Judge weighs overhauling
child support accounting

Plaintiffs says the state is mishandling
a $9 million "slush fund"

By Debra Barayuga

If Ann Kemp had a choice in 1998, she would have preferred her ex-husband send child support checks to her directly, rather than have the money go through the state Child Support Enforcement Agency.

Until recently, money paid by a noncustodial parent was required to pass through the state agency before it was mailed to the custodial parent.

"It would have been one less layer to go through," she said, of obstacles she faced in obtaining $760 per month in child support that was deducted from her ex-husband's paycheck.

Kemp sued the agency in 1998 after it took nearly two months before she began receiving child support checks.

She represents a class of custodial parents and children totaling in the thousands who were entitled to receive child support payments but have not received them within two business days as required by law.

The seven-day jury-waived trial before Circuit Judge Sabrina McKenna concluded yesterday. The plaintiffs seek a complete accounting of the money in the CSEA accounts and ask that a common fund be created to make the payments.

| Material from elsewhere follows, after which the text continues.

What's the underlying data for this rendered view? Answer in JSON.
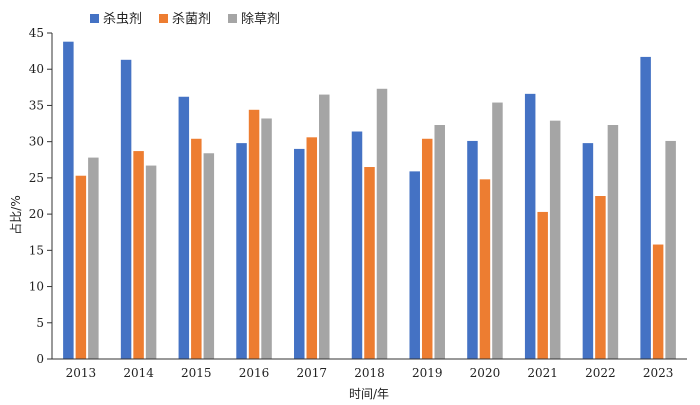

Plaintiffs' attorney Francis O'Brien said their expert, accountant Steven Sakamaki, estimated there is about $9 million that the agency cannot account for that was not entered into the agency's automated collection and disbursement system, otherwise known as KEIKI.

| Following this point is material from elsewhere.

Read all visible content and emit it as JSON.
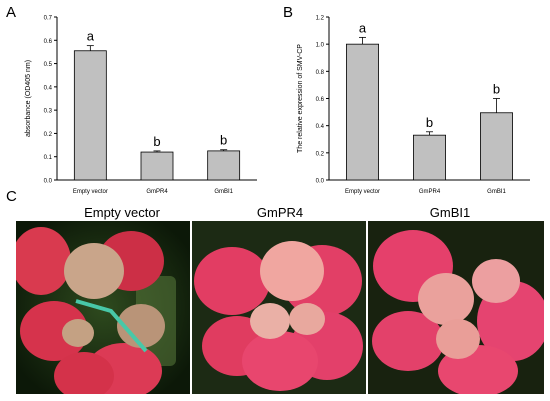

"If a public government agency handles public money, clearly the public has the right to know what they're doing with the money," he said.

O'Brien said money has been paid into KEIKI but not paid out and instead is being used by the agency as a "slush fund" to cover up its shoddy accounting and make up the shortfalls in its operating budget.

Deputy Attorney General Charles Fell, who represents CSEA, contends the agency was prepared to submit an accounting of the money in its accounts.

He called the $9 million figure supplied by the plaintiffs' expert as "smoke and mirrors" and that the agency knows what is going in and what is going out because it reconciles its bank accounts every month.

He said the issue the court should focus on is whether the agency has complied with state law requiring payments be mailed within two business days. But he said that requirement only pertains to amounts withheld by employers.

Fell said the problems cited by Kemp and others occurred during a difficult time for the agency when it converted to the KEIKI system in 1998 as mandated by the federal government and that there is no evidence the agency has violated the law now or in the recent past.

McKenna, who presided over the jury-waived trial, announced she would be issuing a written ruling at a later date.